Beer Is Beer In Most Romance Languages, Except In Spanish And Portuguese; Why?

Based on my cursory Googling, it looks like “beer” is basically the same word in other Romance languages: “birra” in Italian, “bière” in French, and “bere” in Romanian. It’s also “beer” in non-Romance European languages, such as “bier” in German and Dutch. Scandinavian languages apparently use words based on the same root that gives us “ale” in English, but never mind that.

Spanish and Portuguese seem to be outliers here: “cerveza” and “cerveja,” respectively. What’s the source of the difference?

cervesia is Latin for Beer.

Beer or Bier is a borrowed word in many languages from German roots. The origin of the German word is disputed.

I love the fact that Beer in Japanese is Biru. But generally in Asia it is not related directly to Bier.

Yeah the Japanese are like that with foreign words. They don’t bother to find a local equivalent, they just use the foreign word.

Birah in Hebrew.

Personally, I think “barley”, “brew”, and “beer” are cognates, but there’s not any evidence for it.

I’ve also seen Bier is derived from Latin Biber (to Drink)

Or derived from Bier as in "to Bear or “to Carry”. As Porter is my favorite type of Ale. It is derived from the fact it first gained popularity among English Porters who carried stuff for people; I hope it is derived from that version of Bier.

Bere or Bear is a type of Barley tying back to your thought.

Beer is ‘Pivo’ or similar in different Slavic languages.

Since ‘pi’ / '‘pit’ is to drink, this may be a comparable derivation as the suggested Latin origin for beer.

‘Bira / Bier / Biru’ is well-understood in Slavic countries but is probably more a 20th century mass communication and tourism borrowing. ‘Dos cerveza’ will get you sufficient earthworms.

Obviously a borrowing! Cf. Akkadian terms for beer like billatu [cf. Hebrew ב-ל-ל) and šikāru (= strong beer/alcohol, = Hebrew שֵׁכָר )

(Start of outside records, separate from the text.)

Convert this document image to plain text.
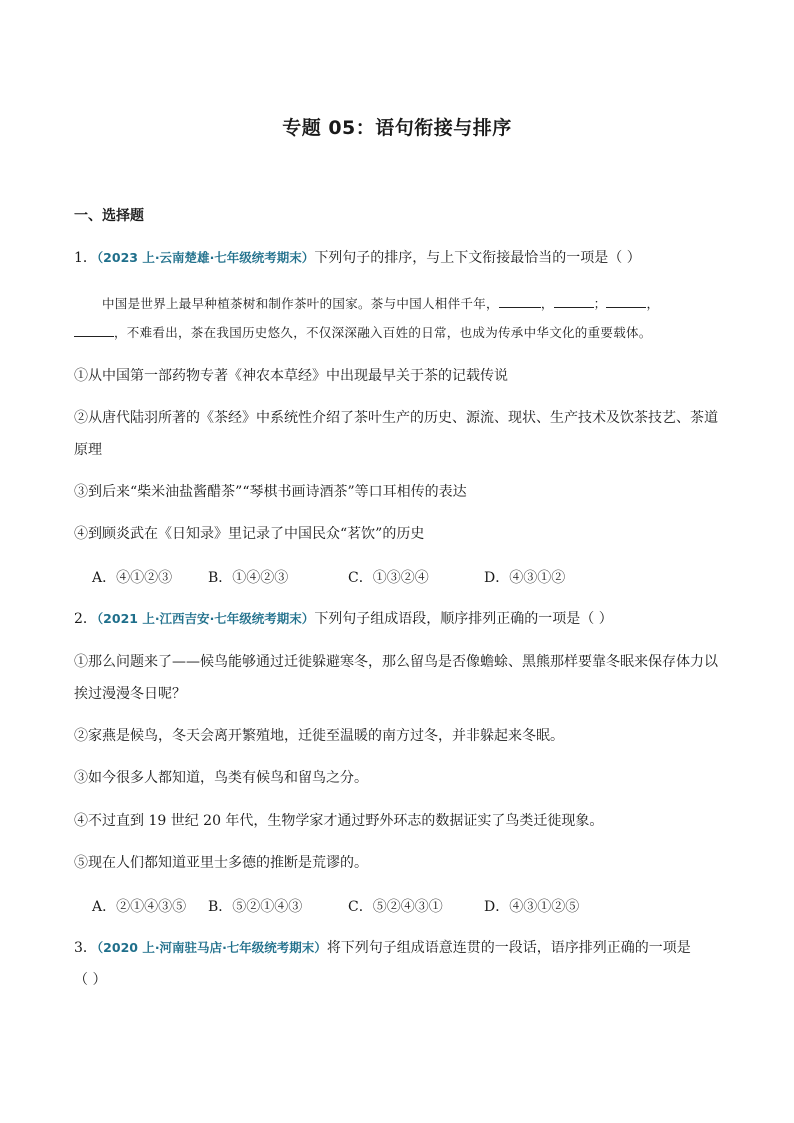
专题 05：语句衔接与排序
一、选择题
1．（2023 上·云南楚雄·七年级统考期末）下列句子的排序，与上下文衔接最恰当的一项是（ ）
中国是世界上最早种植茶树和制作茶叶的国家。茶与中国人相伴千年，	，	；	，
，不难看出，茶在我国历史悠久，不仅深深融入百姓的日常，也成为传承中华文化的重要载体。
①从中国第一部药物专著《神农本草经》中出现最早关于茶的记载传说
②从唐代陆羽所著的《茶经》中系统性介绍了茶叶生产的历史、源流、现状、生产技术及饮茶技艺、茶道
原理
③到后来“柴米油盐酱醋茶”“琴棋书画诗酒茶”等口耳相传的表达
④到顾炎武在《日知录》里记录了中国民众“茗饮”的历史
A．④①②③	B．①④②③	C．①③②④	D．④③①②
2．（2021 上·江西吉安·七年级统考期末）下列句子组成语段，顺序排列正确的一项是（ ）
①那么问题来了——候鸟能够通过迁徙躲避寒冬，那么留鸟是否像蟾蜍、黑熊那样要靠冬眠来保存体力以
挨过漫漫冬日呢？
②家燕是候鸟，冬天会离开繁殖地，迁徙至温暖的南方过冬，并非躲起来冬眠。
③如今很多人都知道，鸟类有候鸟和留鸟之分。
④不过直到 19 世纪 20 年代，生物学家才通过野外环志的数据证实了鸟类迁徙现象。
⑤现在人们都知道亚里士多德的推断是荒谬的。
A．②①④③⑤ B．⑤②①④③	C．⑤②④③①	D．④③①②⑤
3．（2020 上·河南驻马店·七年级统考期末）将下列句子组成语意连贯的一段话，语序排列正确的一项是
（ ）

In Irish we have Celtic leann (ale) as well as Germanic beoir (beer) from the Vikings.

Indeed, but I’d like to add that it’s not a native Latin word; the Romans borrowed it from the Celts.

This, yes. And “bread.”

ETA: Turns out I’m wrong!

Actually, it turns out “bread” and “brew” ARE related (“to boil”), but neither (probably) is related to “beer”!! Crazy.

In several Spanish speaking countries, the word birra is also used, sometimes less formally.

French also had cervoise, but this was replaced by biere a few centuries ago.

Though that doesn’t explain similarity to the Germanic “bier” as Akkadian is semetic like Hewbrew, not Indo-European like the Germanic languages.

I was going to say that, and there you are in the first response.

‘Helicopter’ in Japanese is herikoputā, and ‘steak’ is sutēki.

Yeah, I’m unjustifiably salty about this. Like, the Japanese call milk “miiruku.” Except that mammals have been on those islands for millions of years, and human mammals have been on them for, what, 20,000 years? Surely they had a word for the substance that emerged from a breast before an English-speaker taught them “milk.” Just use that, Japan. Haiyaa.*

*I’m pretty sure “Haiyaa” is Malay and not pan-Asian, but until I learn the Japanse equivalent, Haiyaa it is.

Why do you assume that “the Japanese call milk “miiruku””? My Japanese is, for the sake of argument, close to nil, but I certainly remember words like “gyuunyuu” and “chichi”.

Are you certain there is any true similarity there, as opposed to coincidence (both words start with a ‘b’…)? “Billatu” (I guess something like בלילה in Hebrew) is derived from a root having to do with mixture, while “Bier” (cf. “booze”) traces back to Indo-European, as you point out.

Says so on my Google Translate app, which is, of course, not the Be All End All of language, but it’s a starting point. I also remember learning that word in the few months that I spent there back in the middle 1990s.

OK, but I just tried typing “I would like a glass of milk” into DeepL Translate, and it said “牛乳が飲みたい”. But there are posters currently living in Japan who ought to be able to settle this.

ETA but we don’t need them to see that the Japanese are quite capable of discussing milk without lapsing into English or German. Not that Japanese has any trouble borrowing words (especially from Chinese!!) or that maybe some people think foreign-sounding words are cool.